US Defense Secretary Lloyd Austin III visits the Armed Forces of the Philippines' Western Mindanao Command in Zamboanga City, Philippines, Feb 1, 2023. [Photo/Agencies]

After visiting the Republic of Korea, United States Defense Secretary Lloyd Austin arrived in Manila on Tuesday night. It's Washington's latest move to target China by further bolstering the US' defense partnership with the Philippines, its Southeast Asian ally.

Even before Austin's arrival, some US media have been hyping up the expectation that the two allies will reach an agreement on expanding the US military's access to key bases in the Philippines. The deal will reportedly allow the US to establish up to five new US military sites at Philippine bases, one of which is located on Luzon Island and another on Palawan Island. Localities that are close to China's Taiwan and Nansha Islands respectively.
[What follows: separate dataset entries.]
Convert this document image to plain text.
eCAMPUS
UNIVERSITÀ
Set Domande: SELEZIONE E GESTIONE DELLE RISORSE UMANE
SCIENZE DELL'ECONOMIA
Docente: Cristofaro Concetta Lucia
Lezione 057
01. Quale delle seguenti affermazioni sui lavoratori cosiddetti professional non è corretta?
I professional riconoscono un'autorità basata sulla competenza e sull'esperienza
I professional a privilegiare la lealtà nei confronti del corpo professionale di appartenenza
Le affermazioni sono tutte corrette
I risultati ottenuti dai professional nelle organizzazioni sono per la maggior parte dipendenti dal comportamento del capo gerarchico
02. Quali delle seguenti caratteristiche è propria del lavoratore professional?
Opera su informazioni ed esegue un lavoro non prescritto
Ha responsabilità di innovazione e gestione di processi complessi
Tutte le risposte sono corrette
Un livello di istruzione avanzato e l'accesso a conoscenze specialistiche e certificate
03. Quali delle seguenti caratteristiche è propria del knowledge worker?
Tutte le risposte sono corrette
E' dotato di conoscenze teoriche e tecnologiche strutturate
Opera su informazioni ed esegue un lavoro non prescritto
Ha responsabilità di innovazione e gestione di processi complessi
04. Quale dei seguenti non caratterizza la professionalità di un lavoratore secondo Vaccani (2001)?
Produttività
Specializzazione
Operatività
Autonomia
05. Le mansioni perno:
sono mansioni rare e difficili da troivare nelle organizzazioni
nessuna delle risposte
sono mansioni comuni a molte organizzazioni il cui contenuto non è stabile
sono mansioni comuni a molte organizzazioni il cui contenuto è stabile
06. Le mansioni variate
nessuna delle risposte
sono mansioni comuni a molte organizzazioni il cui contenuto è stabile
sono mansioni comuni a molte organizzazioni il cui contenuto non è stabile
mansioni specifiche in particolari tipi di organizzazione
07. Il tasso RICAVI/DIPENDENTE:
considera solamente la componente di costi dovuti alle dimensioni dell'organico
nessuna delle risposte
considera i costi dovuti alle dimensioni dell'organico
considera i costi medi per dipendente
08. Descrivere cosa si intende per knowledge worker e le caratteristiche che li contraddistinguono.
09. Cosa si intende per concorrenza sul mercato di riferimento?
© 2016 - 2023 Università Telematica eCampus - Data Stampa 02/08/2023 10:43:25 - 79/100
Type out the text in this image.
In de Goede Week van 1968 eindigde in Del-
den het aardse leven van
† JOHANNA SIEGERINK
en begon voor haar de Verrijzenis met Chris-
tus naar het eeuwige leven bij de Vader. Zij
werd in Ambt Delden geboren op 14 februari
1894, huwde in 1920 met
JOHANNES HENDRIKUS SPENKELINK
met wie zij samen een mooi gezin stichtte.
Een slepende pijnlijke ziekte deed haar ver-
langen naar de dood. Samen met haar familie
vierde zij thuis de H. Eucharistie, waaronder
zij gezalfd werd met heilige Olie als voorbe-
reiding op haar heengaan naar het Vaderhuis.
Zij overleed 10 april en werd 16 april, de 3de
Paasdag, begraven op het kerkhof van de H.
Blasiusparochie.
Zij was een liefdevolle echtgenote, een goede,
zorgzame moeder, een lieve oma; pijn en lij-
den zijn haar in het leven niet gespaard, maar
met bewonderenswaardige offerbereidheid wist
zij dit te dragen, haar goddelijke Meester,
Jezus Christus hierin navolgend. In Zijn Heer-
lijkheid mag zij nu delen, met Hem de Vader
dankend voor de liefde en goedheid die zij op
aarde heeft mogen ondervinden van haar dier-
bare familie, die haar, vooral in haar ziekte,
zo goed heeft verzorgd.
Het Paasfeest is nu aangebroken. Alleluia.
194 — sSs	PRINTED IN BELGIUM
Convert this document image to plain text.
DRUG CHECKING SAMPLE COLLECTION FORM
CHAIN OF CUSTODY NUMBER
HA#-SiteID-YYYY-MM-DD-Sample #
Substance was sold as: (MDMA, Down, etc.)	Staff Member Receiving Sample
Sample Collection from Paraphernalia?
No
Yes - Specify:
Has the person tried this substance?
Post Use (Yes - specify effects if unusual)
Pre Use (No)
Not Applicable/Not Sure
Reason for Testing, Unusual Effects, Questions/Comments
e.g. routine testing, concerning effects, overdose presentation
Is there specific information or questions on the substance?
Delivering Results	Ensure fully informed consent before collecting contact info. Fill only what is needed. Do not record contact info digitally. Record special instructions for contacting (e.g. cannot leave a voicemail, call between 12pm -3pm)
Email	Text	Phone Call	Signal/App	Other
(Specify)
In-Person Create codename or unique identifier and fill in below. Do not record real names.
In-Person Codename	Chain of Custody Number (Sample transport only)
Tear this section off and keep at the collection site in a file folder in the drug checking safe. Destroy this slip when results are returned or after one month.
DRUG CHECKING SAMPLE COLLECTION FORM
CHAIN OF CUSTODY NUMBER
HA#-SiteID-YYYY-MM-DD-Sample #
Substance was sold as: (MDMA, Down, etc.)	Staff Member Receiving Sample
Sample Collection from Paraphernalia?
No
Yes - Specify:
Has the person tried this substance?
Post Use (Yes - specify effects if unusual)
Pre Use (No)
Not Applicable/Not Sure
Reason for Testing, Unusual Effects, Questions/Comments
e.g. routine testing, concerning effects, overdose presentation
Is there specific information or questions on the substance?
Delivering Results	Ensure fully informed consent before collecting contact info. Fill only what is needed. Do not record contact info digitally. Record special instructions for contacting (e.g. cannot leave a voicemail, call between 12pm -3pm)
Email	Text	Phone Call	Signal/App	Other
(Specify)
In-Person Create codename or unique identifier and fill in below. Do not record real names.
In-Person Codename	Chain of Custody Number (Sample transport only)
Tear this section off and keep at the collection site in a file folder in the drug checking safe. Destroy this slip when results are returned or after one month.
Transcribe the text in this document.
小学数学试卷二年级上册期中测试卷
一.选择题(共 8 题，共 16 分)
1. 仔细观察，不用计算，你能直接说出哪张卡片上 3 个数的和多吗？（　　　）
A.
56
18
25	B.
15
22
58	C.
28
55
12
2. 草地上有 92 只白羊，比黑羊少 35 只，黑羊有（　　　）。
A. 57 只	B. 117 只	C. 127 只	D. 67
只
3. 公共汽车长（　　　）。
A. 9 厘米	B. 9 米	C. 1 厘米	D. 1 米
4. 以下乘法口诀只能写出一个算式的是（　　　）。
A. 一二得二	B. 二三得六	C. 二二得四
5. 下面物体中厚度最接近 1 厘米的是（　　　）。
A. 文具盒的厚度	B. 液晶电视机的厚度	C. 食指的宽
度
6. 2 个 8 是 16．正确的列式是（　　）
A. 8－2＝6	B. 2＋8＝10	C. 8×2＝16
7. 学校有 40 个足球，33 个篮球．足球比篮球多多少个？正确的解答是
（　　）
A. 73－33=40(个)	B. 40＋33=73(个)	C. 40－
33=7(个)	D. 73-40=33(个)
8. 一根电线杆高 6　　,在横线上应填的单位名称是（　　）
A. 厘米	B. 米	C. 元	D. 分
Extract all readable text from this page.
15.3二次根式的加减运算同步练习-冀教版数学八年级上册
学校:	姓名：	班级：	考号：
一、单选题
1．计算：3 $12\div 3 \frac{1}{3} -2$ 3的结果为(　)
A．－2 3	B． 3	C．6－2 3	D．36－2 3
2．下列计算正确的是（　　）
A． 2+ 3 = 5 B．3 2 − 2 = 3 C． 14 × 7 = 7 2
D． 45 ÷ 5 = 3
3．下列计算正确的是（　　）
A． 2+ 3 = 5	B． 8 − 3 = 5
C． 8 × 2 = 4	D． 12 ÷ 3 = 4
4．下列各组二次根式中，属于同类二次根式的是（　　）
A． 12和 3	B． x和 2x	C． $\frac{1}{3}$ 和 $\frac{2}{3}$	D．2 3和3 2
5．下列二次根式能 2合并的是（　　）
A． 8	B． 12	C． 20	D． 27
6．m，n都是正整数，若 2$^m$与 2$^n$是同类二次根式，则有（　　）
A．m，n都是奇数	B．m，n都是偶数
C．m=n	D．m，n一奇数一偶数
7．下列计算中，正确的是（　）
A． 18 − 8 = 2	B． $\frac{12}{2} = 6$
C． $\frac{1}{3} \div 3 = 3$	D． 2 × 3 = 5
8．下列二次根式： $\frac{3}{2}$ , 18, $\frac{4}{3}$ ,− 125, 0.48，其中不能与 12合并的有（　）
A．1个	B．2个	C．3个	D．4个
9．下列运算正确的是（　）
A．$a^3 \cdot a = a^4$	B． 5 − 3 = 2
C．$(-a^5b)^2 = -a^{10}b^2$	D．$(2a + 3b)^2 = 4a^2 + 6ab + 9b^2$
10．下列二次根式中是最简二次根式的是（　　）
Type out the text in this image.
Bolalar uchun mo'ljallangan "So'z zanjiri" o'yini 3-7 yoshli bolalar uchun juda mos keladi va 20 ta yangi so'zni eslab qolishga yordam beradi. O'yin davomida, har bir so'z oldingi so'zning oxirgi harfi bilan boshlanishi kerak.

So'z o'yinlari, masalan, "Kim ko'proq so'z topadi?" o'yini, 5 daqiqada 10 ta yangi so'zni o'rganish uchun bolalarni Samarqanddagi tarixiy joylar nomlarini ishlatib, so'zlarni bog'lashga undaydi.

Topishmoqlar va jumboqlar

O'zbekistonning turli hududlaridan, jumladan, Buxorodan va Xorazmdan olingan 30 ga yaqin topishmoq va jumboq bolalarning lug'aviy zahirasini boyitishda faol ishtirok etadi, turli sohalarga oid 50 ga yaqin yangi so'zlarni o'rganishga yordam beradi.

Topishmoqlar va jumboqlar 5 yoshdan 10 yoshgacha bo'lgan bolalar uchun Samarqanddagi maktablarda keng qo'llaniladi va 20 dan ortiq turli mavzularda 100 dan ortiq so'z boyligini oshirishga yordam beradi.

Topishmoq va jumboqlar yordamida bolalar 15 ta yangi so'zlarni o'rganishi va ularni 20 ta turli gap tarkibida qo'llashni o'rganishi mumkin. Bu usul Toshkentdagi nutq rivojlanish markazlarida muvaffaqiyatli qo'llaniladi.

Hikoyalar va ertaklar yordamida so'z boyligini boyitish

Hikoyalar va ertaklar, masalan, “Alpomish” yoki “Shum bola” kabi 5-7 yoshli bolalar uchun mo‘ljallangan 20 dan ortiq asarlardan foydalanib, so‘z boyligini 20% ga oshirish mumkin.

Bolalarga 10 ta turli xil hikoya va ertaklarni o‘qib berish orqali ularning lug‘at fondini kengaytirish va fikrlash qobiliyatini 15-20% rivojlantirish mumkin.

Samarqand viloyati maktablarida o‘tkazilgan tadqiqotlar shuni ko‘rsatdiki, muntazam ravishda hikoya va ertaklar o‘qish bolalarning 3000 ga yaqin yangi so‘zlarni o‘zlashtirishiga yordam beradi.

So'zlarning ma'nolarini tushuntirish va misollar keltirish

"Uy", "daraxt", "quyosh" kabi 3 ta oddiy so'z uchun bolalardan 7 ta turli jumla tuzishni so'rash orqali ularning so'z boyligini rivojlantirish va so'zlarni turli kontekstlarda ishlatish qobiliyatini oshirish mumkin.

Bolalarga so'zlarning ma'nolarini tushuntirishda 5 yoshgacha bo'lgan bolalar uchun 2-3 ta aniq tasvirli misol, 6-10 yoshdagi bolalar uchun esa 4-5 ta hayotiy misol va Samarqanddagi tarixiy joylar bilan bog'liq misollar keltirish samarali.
Obviously, the current US administration under Joe Biden is attaching greater importance to its military alliance with the Philippines, deeming it as an irreplaceable chess piece in the US regional playbook, which is now all about targeting and containing China.

Previously, as former Philippine president Rodrigo Duterte implemented a friendly policy toward China and could not see eye to eye with Washington on some regional and domestic issues, the US strategy of stoking tension between Manila and Beijing over the South China Sea disputes, which was initiated by the Obama administration, failed to live up to Washington's wishes.

Since Philippine President Ferdinand Romualdez Marcos Jr. took office, the Biden administration has seen a chance of using the Philippines as a stepping stone to make waves over regional issues again. At present, the US military already has five bases in the Philippines on a rotating basis, and doubling that number will take US-Philippines defense cooperation to a higher level, which will have profound implications for regional peace and stability.

In the worse-case scenario of war, the possibility of which some on the US side have recently been hyping up — claiming that the US will fight China in two years — Washington believes that deepening the US-Philippine military alliance will boost the strategic advantage of the US in the region and increase its chances of winning a war.

The US has increasingly become a destabilizing factor and a troublemaker in the Asia Pacific and it is willing to sacrifice regional peace and stability for its own selfish strategic gains, as Austin's trip shows.

Sino-Philippine ties have remained stable and robust in the past few years, producing benefits for both sides and contributing to the building of peace and stability in the South China Sea. Such a desirable momentum has also contributed to regional efforts to negotiate a code of conduct for the waters.

Given this, it would be unwise to allow foreign forces to disrupt the current rosy picture, let alone let them to meddle in regional issues and drive a wedge between countries in the region.